Reasonable doubt is not a quantifiable concept. It is an error in law to instruct a jury to consider it in the manner you describe.
Reasonable doubt is not amenable to mathematical calculation or even analogy to probability. It is a wholly different kind of threshold. Reasonable doubt is binary, not a matter of degree. It is an error for a judge to liken reasonable doubt to a degree of certainty; doing so warrants a new trial (R. v. Bisson,  1 S.C.R. 306).
This is not a probabilistic exercise. No matter what probability threshold one might set, there would be doubts greater than that threshold that would nonetheless not be reasonable doubts if they were not based in the evidence or lack of evidence. The quality and source of the doubt, not merely its magnitude, are critical to determining the reasonableness of the doubt.

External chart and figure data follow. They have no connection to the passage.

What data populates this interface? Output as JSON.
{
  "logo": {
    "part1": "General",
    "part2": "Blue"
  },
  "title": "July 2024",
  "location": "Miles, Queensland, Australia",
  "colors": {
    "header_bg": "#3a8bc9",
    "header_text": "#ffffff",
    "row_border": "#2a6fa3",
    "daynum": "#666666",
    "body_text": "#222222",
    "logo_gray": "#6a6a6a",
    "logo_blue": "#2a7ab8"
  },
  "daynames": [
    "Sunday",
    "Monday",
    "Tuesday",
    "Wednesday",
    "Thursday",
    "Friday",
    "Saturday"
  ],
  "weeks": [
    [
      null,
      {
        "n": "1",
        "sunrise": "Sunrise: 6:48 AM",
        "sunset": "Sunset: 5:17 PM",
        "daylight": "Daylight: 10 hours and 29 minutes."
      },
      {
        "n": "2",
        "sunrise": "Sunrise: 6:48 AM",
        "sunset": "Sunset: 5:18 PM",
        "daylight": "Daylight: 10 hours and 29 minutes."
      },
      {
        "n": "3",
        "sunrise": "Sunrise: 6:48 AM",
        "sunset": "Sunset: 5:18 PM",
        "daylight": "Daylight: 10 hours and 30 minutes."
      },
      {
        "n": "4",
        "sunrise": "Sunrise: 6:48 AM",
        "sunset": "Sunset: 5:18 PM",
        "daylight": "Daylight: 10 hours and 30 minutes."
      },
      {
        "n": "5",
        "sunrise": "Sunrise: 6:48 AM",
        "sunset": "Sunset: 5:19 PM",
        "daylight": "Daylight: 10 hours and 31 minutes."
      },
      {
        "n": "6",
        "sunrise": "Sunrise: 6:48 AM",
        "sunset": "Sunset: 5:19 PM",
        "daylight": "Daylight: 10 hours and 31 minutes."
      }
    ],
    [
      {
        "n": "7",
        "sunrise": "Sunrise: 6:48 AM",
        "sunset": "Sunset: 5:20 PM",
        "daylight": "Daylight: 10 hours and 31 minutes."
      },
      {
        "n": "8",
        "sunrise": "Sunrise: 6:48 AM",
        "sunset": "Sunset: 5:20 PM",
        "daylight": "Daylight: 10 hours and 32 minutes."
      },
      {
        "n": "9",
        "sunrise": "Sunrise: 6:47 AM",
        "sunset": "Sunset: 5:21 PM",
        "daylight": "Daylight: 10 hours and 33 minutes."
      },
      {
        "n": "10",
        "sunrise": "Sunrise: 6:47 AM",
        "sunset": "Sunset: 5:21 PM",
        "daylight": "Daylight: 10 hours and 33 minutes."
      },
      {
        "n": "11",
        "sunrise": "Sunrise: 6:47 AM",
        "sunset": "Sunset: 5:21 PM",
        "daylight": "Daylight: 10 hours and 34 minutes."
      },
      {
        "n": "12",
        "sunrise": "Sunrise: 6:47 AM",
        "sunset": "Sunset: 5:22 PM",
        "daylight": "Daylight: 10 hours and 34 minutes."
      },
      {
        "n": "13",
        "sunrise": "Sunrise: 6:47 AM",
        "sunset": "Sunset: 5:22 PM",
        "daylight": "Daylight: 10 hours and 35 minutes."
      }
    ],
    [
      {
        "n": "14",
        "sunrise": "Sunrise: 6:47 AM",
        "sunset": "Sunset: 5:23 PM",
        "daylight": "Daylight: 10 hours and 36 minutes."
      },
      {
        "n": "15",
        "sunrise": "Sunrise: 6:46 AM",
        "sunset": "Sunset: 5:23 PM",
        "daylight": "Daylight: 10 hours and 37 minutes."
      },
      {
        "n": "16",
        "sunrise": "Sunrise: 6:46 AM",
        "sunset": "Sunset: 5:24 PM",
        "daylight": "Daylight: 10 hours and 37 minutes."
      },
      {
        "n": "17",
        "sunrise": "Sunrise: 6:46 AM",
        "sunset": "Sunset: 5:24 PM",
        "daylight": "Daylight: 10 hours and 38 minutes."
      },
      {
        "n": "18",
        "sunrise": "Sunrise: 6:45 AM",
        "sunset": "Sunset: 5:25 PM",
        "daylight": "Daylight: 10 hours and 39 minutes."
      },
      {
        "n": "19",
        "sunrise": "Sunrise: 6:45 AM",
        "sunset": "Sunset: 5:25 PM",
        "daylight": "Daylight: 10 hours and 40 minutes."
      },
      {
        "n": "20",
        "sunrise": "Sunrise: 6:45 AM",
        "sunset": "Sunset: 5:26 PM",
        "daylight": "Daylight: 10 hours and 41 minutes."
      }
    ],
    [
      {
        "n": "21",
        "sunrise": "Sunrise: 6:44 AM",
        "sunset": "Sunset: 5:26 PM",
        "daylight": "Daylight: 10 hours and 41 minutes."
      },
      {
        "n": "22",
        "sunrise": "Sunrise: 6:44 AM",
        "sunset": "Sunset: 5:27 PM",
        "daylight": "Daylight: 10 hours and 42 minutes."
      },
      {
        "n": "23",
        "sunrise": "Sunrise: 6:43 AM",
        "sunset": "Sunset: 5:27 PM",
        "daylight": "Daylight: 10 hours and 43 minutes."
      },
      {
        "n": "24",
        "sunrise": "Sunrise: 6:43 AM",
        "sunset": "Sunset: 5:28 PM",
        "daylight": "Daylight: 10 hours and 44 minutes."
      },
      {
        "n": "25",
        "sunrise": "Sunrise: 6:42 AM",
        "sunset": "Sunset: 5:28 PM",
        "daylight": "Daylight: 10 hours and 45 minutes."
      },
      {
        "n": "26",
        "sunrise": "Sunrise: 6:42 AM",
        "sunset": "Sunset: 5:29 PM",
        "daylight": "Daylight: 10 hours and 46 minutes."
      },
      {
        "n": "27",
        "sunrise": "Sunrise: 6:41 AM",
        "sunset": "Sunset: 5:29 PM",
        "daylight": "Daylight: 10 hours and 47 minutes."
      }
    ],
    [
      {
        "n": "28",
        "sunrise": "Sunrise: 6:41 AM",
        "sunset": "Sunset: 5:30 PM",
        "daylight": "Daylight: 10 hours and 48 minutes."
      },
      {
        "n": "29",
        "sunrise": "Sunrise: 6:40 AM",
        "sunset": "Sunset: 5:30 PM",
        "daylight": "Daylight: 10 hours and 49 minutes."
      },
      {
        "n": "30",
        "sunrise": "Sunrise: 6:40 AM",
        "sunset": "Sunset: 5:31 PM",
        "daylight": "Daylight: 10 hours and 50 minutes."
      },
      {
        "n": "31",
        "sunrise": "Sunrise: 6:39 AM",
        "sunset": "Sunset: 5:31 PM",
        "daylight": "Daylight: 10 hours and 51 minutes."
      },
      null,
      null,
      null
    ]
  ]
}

The Supreme Court of Canada has explained (R. v. Lifchus,  3 S.C.R. 320):
the standard of proof beyond a reasonable doubt is inextricably intertwined with that principle fundamental to all criminal trials, the presumption of innocence;
the burden of proof rests on the prosecution throughout the trial and never shifts to the accused;
a reasonable doubt is not a doubt based upon sympathy or prejudice;
rather, it is based upon reason and common sense;
it is logically connected to the evidence or absence of evidence;
it does not involve proof to an absolute certainty; it is not proof beyond any doubt nor is it an imaginary or frivolous doubt; and
more is required than proof that the accused is probably guilty ‑‑ a jury which concludes only that the accused is probably guilty must acquit.